When Laban caught up with Jacob, he wanted his gods back, because without them he could not be prosperous, he figured. Jacob told him, “If you find anyone who has your gods, he (or she) shall not live.” For Jacob had had an encounter with the living God and he wanted nothing to do with idols anywhere in his family. Despite searching everywhere in Jacob’s entourage, Laban could not find the idols. For they were in the saddle which Rachel was sitting on, and she pretended that she could not get up because she was on her period. Laban returned home empty-handed. Neither he nor Jacob knew that it was Rachel who had the idols; but God, he knew it, and he heard the words of the curse which Jacob uttered.

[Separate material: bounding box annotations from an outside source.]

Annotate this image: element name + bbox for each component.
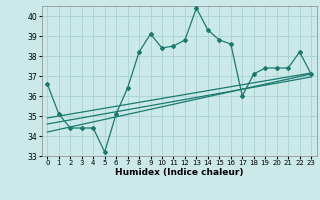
X-axis label: Humidex (Indice chaleur): Humidex (Indice chaleur) [115, 168, 244, 177]
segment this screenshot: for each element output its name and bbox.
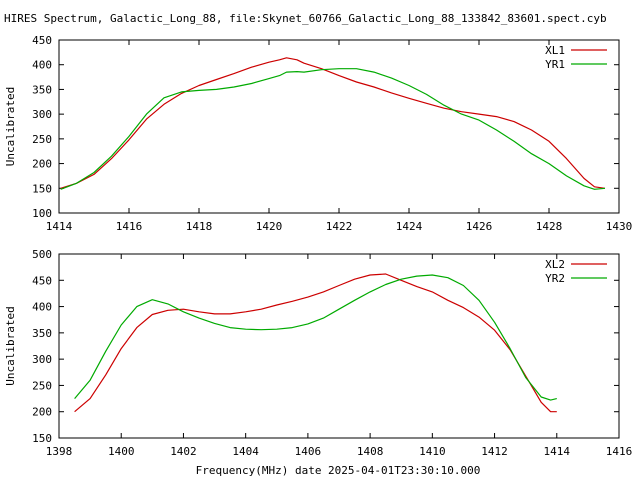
x-tick-label: 1430 bbox=[606, 220, 633, 233]
legend-label: YR1 bbox=[545, 58, 565, 71]
series-line-yr1 bbox=[60, 68, 606, 190]
x-axis-label: Frequency(MHz) date 2025-04-01T23:30:10.… bbox=[196, 464, 481, 477]
y-tick-label: 450 bbox=[32, 274, 52, 287]
x-tick-label: 1416 bbox=[116, 220, 143, 233]
chart-title: HIRES Spectrum, Galactic_Long_88, file:S… bbox=[4, 12, 607, 25]
x-tick-label: 1418 bbox=[186, 220, 213, 233]
y-axis-label: Uncalibrated bbox=[4, 306, 17, 385]
x-tick-label: 1416 bbox=[606, 445, 633, 458]
y-tick-label: 450 bbox=[32, 34, 52, 47]
y-tick-label: 250 bbox=[32, 379, 52, 392]
x-tick-label: 1426 bbox=[466, 220, 493, 233]
y-tick-label: 150 bbox=[32, 432, 52, 445]
x-tick-label: 1402 bbox=[170, 445, 197, 458]
y-tick-label: 150 bbox=[32, 182, 52, 195]
series-line-xl2 bbox=[74, 273, 557, 413]
legend-label: YR2 bbox=[545, 272, 565, 285]
x-tick-label: 1400 bbox=[108, 445, 135, 458]
x-tick-label: 1408 bbox=[357, 445, 384, 458]
chart-panel-1: 1414 1416 1418 1420 1422 1424 1426 1428 1430 100 1… bbox=[4, 34, 632, 233]
x-tick-label: 1420 bbox=[256, 220, 283, 233]
series-line-yr2 bbox=[74, 274, 557, 401]
y-tick-label: 350 bbox=[32, 327, 52, 340]
x-tick-label: 1422 bbox=[326, 220, 353, 233]
series-line-xl1 bbox=[60, 57, 606, 189]
x-tick-label: 1414 bbox=[46, 220, 73, 233]
x-tick-label: 1406 bbox=[295, 445, 322, 458]
legend-label: XL1 bbox=[545, 44, 565, 57]
y-tick-label: 300 bbox=[32, 108, 52, 121]
y-tick-label: 400 bbox=[32, 301, 52, 314]
x-tick-label: 1412 bbox=[481, 445, 508, 458]
x-tick-label: 1404 bbox=[232, 445, 259, 458]
y-tick-label: 300 bbox=[32, 353, 52, 366]
plot-frame bbox=[58, 253, 620, 439]
y-tick-label: 100 bbox=[32, 207, 52, 220]
x-tick-label: 1398 bbox=[46, 445, 73, 458]
y-tick-label: 350 bbox=[32, 83, 52, 96]
x-tick-label: 1414 bbox=[544, 445, 571, 458]
y-tick-label: 500 bbox=[32, 248, 52, 261]
x-tick-label: 1410 bbox=[419, 445, 446, 458]
y-tick-label: 400 bbox=[32, 59, 52, 72]
x-tick-label: 1424 bbox=[396, 220, 423, 233]
chart-panel-2: 1398 1400 1402 1404 1406 1408 1410 1412 1414 1416… bbox=[4, 248, 632, 458]
legend-label: XL2 bbox=[545, 258, 565, 271]
plot-frame bbox=[58, 39, 620, 214]
y-axis-label: Uncalibrated bbox=[4, 87, 17, 166]
y-tick-label: 200 bbox=[32, 406, 52, 419]
y-tick-label: 200 bbox=[32, 158, 52, 171]
x-tick-label: 1428 bbox=[536, 220, 563, 233]
y-tick-label: 250 bbox=[32, 133, 52, 146]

Proverbs 26:2 tells us: like a fluttering sparrow or a darting swallow, an undeserved curse does not come to rest – which is good news for any of us who have been cursed unfairly. But the curse of death which Jacob uttered did come to rest on Rachel, for it was she who had the idols in her possession. Not very long after this we find her dying while giving birth to her second son. Here was a woman who had all the external attributes of beauty and charm, and many other good qualities such as kindness and faithfulness. But her heart led her into idolatry, which then led her into theft and deception, and ultimately to an untimely death.

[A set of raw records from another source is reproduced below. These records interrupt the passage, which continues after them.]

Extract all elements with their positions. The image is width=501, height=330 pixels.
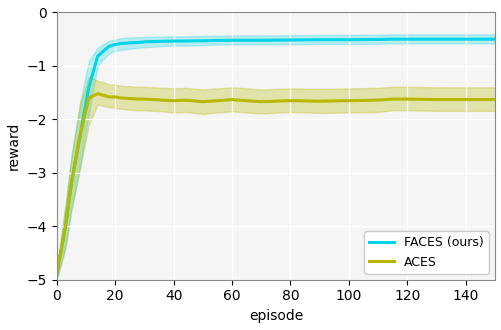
FACES (ours) [433, 37, 439, 41]
ACES [106, 95, 112, 99]
ACES [287, 99, 293, 103]
FACES (ours) [100, 49, 106, 53]
FACES (ours) [141, 40, 147, 44]
ACES [112, 95, 118, 99]
ACES [127, 97, 133, 101]
ACES [54, 273, 60, 277]
ACES [135, 97, 141, 101]
ACES [214, 99, 220, 103]
ACES [68, 182, 74, 185]
ACES [374, 98, 380, 102]
ACES [94, 92, 100, 96]
Line: FACES (ours): FACES (ours) [57, 39, 494, 275]
FACES (ours) [118, 42, 124, 46]
FACES (ours) [112, 43, 118, 47]
ACES [57, 256, 63, 260]
Line: ACES: ACES [57, 94, 494, 275]
FACES (ours) [182, 39, 188, 43]
ACES [77, 133, 83, 137]
ACES [199, 100, 205, 104]
FACES (ours) [77, 133, 83, 137]
FACES (ours) [287, 38, 293, 42]
ACES [228, 98, 234, 102]
FACES (ours) [57, 256, 63, 260]
FACES (ours) [214, 39, 220, 43]
ACES [433, 98, 439, 102]
FACES (ours) [62, 224, 68, 228]
FACES (ours) [199, 39, 205, 43]
ACES [150, 98, 156, 102]
ACES [182, 98, 188, 102]
FACES (ours) [54, 273, 60, 277]
FACES (ours) [258, 38, 264, 42]
ACES [345, 99, 351, 103]
FACES (ours) [106, 44, 112, 48]
FACES (ours) [345, 38, 351, 42]
FACES (ours) [86, 85, 92, 89]
FACES (ours) [170, 39, 176, 43]
FACES (ours) [159, 39, 165, 43]
FACES (ours) [228, 38, 234, 42]
ACES [258, 100, 264, 104]
ACES [118, 96, 124, 100]
ACES [86, 96, 92, 100]
FACES (ours) [68, 182, 74, 185]
FACES (ours) [150, 40, 156, 44]
ACES [159, 98, 165, 102]
ACES [62, 224, 68, 228]
ACES [100, 93, 106, 97]
ACES [170, 99, 176, 103]
X-axis label: episode: episode [248, 309, 303, 323]
ACES [141, 97, 147, 101]
FACES (ours) [491, 37, 497, 41]
ACES [316, 99, 322, 103]
ACES [491, 98, 497, 102]
FACES (ours) [404, 37, 410, 41]
FACES (ours) [135, 40, 141, 44]
Y-axis label: reward: reward [7, 122, 21, 170]
FACES (ours) [389, 37, 395, 41]
FACES (ours) [374, 38, 380, 42]
FACES (ours) [316, 38, 322, 42]
FACES (ours) [94, 54, 100, 58]
ACES [404, 97, 410, 101]
FACES (ours) [127, 41, 133, 45]
ACES [389, 97, 395, 101]
Legend: FACES (ours), ACES: FACES (ours), ACES [363, 231, 488, 274]
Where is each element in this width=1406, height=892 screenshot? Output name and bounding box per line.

Maybe we are not the type of people who turn the heads of the opposite sex when we walk down the street – there are few people like that! But every one of us has been given a measure of beauty – external or internal. Let us discover it, and not set our hearts on things which turn us away from the living God, like Rachel did with her idols. Let us follow the advice of the psalmist: Let the king (Jesus) be enthralled by your beauty; honour him, for he is your lord. Then we will know joy and gladness as we enter the palace of the king (Psalm 45:11,15).